Under New Management? The $1 Trillion F-35 Is Overdue for a Change
Policy + Politics

Under New Management? The $1 Trillion F-35 Is Overdue for a Change

REUTERS/U.S. Navy/Chief Mass Communication Specialist Willam Tonacchio/Handout via Reuters

The U.S. may be stuck with the $1 trillion F-35 Joint Strike Fighter, but that doesn’t mean the most expensive weapon in the country’s history will keep doing business as usual over the warplane’s decades-long lifetime.

The Senate Armed Services Committee on Thursday unveiled legislation that would shutter the next-generation aircraft’s joint program office, the clearinghouse responsible for overseeing the nearly $400 billion effort for the Air Force, Navy and Marine Corps.

Related: F-35 Nears Production, but It’s Still Having Trouble Booting Up

The provision, tucked into the panel’s $602 billion defense authorization bill, would eliminate the F-35 office once the fighter jet enters “full rate” production in 2019. Responsibility for the program would be kicked over to the three military services.

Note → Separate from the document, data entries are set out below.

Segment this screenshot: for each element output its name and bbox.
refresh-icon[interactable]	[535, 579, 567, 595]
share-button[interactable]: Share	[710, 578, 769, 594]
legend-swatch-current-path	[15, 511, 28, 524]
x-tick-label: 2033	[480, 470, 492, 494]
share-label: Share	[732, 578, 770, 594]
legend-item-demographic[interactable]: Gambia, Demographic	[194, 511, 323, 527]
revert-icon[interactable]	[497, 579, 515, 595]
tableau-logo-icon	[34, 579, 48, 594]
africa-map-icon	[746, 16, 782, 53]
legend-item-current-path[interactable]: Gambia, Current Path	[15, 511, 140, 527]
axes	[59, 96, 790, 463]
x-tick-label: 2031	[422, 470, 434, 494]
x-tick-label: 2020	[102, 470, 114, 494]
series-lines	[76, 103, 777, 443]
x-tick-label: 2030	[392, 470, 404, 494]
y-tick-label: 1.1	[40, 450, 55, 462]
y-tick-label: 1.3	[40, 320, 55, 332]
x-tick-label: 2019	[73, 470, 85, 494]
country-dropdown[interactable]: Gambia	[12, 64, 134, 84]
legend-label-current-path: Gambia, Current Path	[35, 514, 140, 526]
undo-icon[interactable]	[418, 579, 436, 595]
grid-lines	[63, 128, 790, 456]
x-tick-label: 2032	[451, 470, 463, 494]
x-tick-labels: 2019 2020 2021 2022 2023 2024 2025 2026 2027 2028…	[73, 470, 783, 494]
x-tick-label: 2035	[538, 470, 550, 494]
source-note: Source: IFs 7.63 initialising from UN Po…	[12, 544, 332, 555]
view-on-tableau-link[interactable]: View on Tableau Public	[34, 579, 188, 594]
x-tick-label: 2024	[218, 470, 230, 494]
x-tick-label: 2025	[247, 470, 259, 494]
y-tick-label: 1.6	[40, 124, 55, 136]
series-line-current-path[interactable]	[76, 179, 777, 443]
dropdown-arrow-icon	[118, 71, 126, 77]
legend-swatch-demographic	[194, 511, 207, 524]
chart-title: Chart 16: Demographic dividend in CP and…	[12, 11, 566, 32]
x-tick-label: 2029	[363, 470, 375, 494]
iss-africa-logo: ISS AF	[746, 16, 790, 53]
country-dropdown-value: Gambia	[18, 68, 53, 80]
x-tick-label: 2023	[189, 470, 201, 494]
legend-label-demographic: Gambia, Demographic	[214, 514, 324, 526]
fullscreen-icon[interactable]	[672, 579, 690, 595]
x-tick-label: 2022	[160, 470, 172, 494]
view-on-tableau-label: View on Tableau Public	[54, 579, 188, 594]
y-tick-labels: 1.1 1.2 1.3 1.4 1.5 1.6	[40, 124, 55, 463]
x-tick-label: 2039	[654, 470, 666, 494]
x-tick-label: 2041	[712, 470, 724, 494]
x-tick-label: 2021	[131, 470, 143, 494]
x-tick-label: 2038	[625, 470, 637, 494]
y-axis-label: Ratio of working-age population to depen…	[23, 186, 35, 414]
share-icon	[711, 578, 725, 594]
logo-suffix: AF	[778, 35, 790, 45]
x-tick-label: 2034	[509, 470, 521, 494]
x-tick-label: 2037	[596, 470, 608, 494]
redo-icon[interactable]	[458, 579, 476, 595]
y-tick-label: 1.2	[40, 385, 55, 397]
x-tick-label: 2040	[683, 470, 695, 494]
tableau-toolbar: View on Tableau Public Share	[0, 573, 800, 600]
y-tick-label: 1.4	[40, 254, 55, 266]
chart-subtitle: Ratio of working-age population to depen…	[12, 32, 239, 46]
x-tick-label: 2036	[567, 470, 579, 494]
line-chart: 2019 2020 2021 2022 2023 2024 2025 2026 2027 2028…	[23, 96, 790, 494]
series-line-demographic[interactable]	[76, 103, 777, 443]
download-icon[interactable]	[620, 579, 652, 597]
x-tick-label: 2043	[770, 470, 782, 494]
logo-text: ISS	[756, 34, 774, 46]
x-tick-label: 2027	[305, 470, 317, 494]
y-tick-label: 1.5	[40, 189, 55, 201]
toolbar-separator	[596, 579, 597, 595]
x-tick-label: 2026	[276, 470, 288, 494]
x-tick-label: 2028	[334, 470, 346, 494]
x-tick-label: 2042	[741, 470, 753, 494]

“Despite aspirations for a joint aircraft, the F-35A, F-35B, and F-35C are essentially three distinct aircraft, with significantly different missions and capability requirements,” according to a summary of the mammoth bill, which sets policies and spending levels for all Defense Department programs and efforts. “Devolving this program to the services will help ensure the proper alignment of responsibility and accountability the F-35 program needs and has too often lacked.”

Armed Services chairman John McCain (R-AZ) has been one of the F-35’s chief critics for years.

Last month he said the program “has been both a scandal and a tragedy with respect to cost, schedule and performance."

Related: Top Gun? The A-10 and the F-35 Will Finally Face Off

The proposed bill, which the committee approved in a 23-3 vote, also extends a prohibition that would keep the Air Force from retiring the A-10 Thunderbolt II attack jet until the F-35 completes a required testing period and a comparison test where the two will face-off to determine which platform best carries out close-air-support.

The House version of the policy roadmap contained a similar provision, meaning the caveat will likely make it into the final, conferenced version of the bill.

If the proposal to break up the joint program office makes it into the final legislation, and is signed into law by President Obama, it would likely signal the death knell for U.S. attempts at a shared fighter jet effort.

Related: Why the US Should Stop Building Joint Fighters

Last month Air Force Lt. Gen. Christopher Bogdan, the chief of the F-35 hub that could be on the chopping block, suggested the U.S. might want to avoid a joint venture as it considers starting a sixth-generation fighter program.

“I’m not saying they’re bad. I’m not saying they’re good. I’m just saying they’re hard,” he said. “You ought to think really hard about what you really need out of the sixth-generation fighter and how much overlap is there between what the Navy and the Air Force really need.”